In his remarks, Gingrich heaped praise on the MEK’s efforts, and congratulated them on the presence of another dignitary, Prince Turki al-Faisal, a senior member of the Saudi royal family and a former head of that nation’s intelligence service.
What Gingrich failed to mention in his enthusiastic endorsement of the MEK, however, is that the Iranian dissidents previously spent three decades trying to achieve their aim through terrorist attacks, and some of their first victims were Americans. He also avoided talking about the fact that the group’s terrorist cell was once based in Iraq, where it was armed and protected by Saddam Hussein.
The timing of Gingrich’s appearance at the MEK gala was awkward for Trump, since the candidate had spent part of the previous week arguing that the late Iraqi dictator, while being “a really bad guy,” deserved some credit because “he killed terrorists.”
“He did that so good,” Trump told supporters in North Carolina on Tuesday, “they didn’t read them the rights; they didn’t talk; they were a terrorist, it was over.”
Four days later, Gingrich reminded the world that Saddam, in fact, had a history of support for terrorist groups, like the MEK, whose members helped foment the 1979 revolution, in part by killing American civilians working in Tehran, and then lost a bitter struggle for power to the Islamists. After they were forced to flee Iran in 1981, the MEK set up a government-in-exile in France and established a military base in Iraq, where they were given arms and training by Saddam as part of a strategy to destabilize the theocratic government in Tehran he was at war with.
In recent years, as The Intercept has reported, the MEK has poured millions of dollars into reinventing itself as a moderate political group ready to take power in Iran if Western-backed regime change ever takes place. To that end it lobbied successfully to be removed from the State Department’s list of foreign terrorist organizations in 2012. The Iranian exiles achieved this over the apparent opposition of then-Secretary of State Hillary Clinton, in part by paying a long list of former United States officials hefty speaking fees of between $10,000 to $50,000 for hymns of praise like the one Gingrich delivered on Saturday in Paris, where the MEK’s political wing held its annual “Free Iran” gala.
But, according to Ariane Tabatabai, a Georgetown University scholar, the “cult-like dissident group,” whose married members were reportedly forced to divorce and take a vow of lifelong celibacy, “has no viable chance of seizing power in Iran”:
If the current government is not Iranians’ first choice for a government, the MEK is not even their last—and for good reason. The MEK supported Saddam Hussein during the Iran-Iraq War. The people’s discontent with the Iranian government at that time did not translate into their supporting an external enemy that was firing Scuds into Tehran, using chemical weapons and killing hundreds of thousands of Iranians, including many civilians. Today, the MEK is viewed negatively by most Iranians, who would prefer to maintain the status quo than rush to the arms of what they consider a corrupt, criminal cult.

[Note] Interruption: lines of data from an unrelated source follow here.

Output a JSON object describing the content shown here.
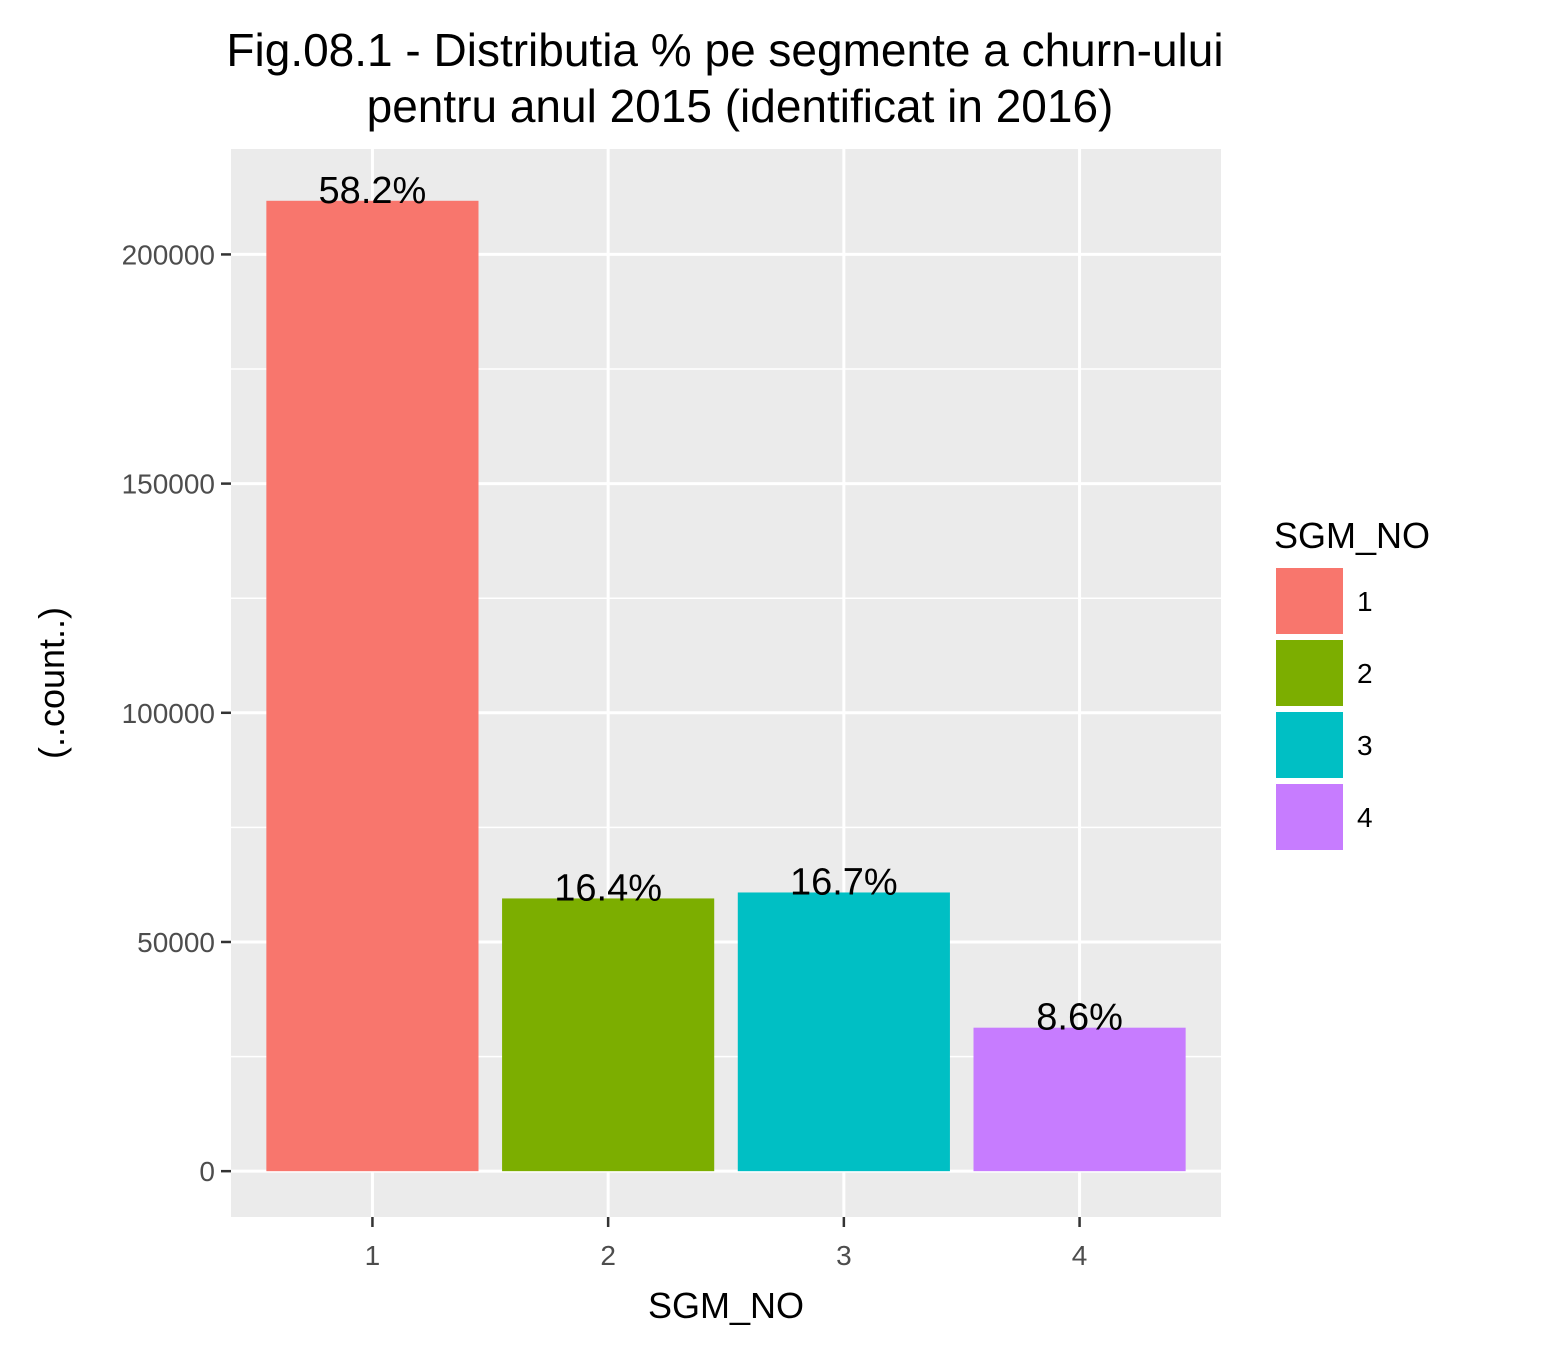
{
  "chart_data": {
    "type": "bar",
    "title_lines": [
      "Fig.08.1 - Distributia % pe segmente a churn-ului",
      "pentru anul 2015 (identificat in 2016)"
    ],
    "xlabel": "SGM_NO",
    "ylabel": "(..count..)",
    "categories": [
      "1",
      "2",
      "3",
      "4"
    ],
    "values": [
      211700,
      59500,
      60800,
      31300
    ],
    "data_labels": [
      "58.2%",
      "16.4%",
      "16.7%",
      "8.6%"
    ],
    "colors": [
      "#F8766D",
      "#7CAE00",
      "#00BFC4",
      "#C77CFF"
    ],
    "ylim": [
      -10000,
      223000
    ],
    "yticks": [
      0,
      50000,
      100000,
      150000,
      200000
    ],
    "ytick_labels": [
      "0",
      "50000",
      "100000",
      "150000",
      "200000"
    ],
    "grid": true,
    "panel_background": "#EBEBEB",
    "grid_color": "#FFFFFF",
    "legend": {
      "title": "SGM_NO",
      "position": "right",
      "labels": [
        "1",
        "2",
        "3",
        "4"
      ]
    }
  }
}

Despite how little reality there is behind the claim that the MEK’s political wing, the National Council of Resistance of Iran, is a force for democratic change, Gingrich was joined at the group’s gala in Paris by a bipartisan group of former U.S. officials, including former U.N. ambassadors John Bolton and Bill Richardson, a former attorney general, Michael Mukasey, the former State Department spokesman P.J. Crowley, the former Homeland Security Adviser Frances Townsend, the former Congressman Patrick Kennedy, and the former Vermont governor Howard Dean. The gala was even hosted by Linda Chavez, a former Reagan administration official who has loudly opposed Donald Trump’s nomination.
As Gingrich noted, however, perhaps the most important speaker at the MEK gathering this year was the Saudi royal, Prince Turki al-Faisal.
Although the rivalry between Saudi Arabia and Iran is not new, Prince Turki’s speech to the dissident group seemed like a departure to many Iranians, not least because it was marked by the bizarre spectacle of the Iranian exiles interrupting his address to chant, in Arabic: “Al Shaab Yureed Isqat al-Nitham!” – “The People Demand The Fall of the Regime!”
Video of this moment, broadcast on Al-Arabiya, the Saudi-owned satellite news channel, showed Prince Turki respond: “I, too, want the fall of the regime.”
The comment, an open call for regime change in Tehran from a Saudi royal, struck Iranian journalists and activists as a turning point. It was also deeply ironic, given that the chant was used in the pro-democracy protests across the Middle East in 2011 that Saudi Arabia fought so hard to repress.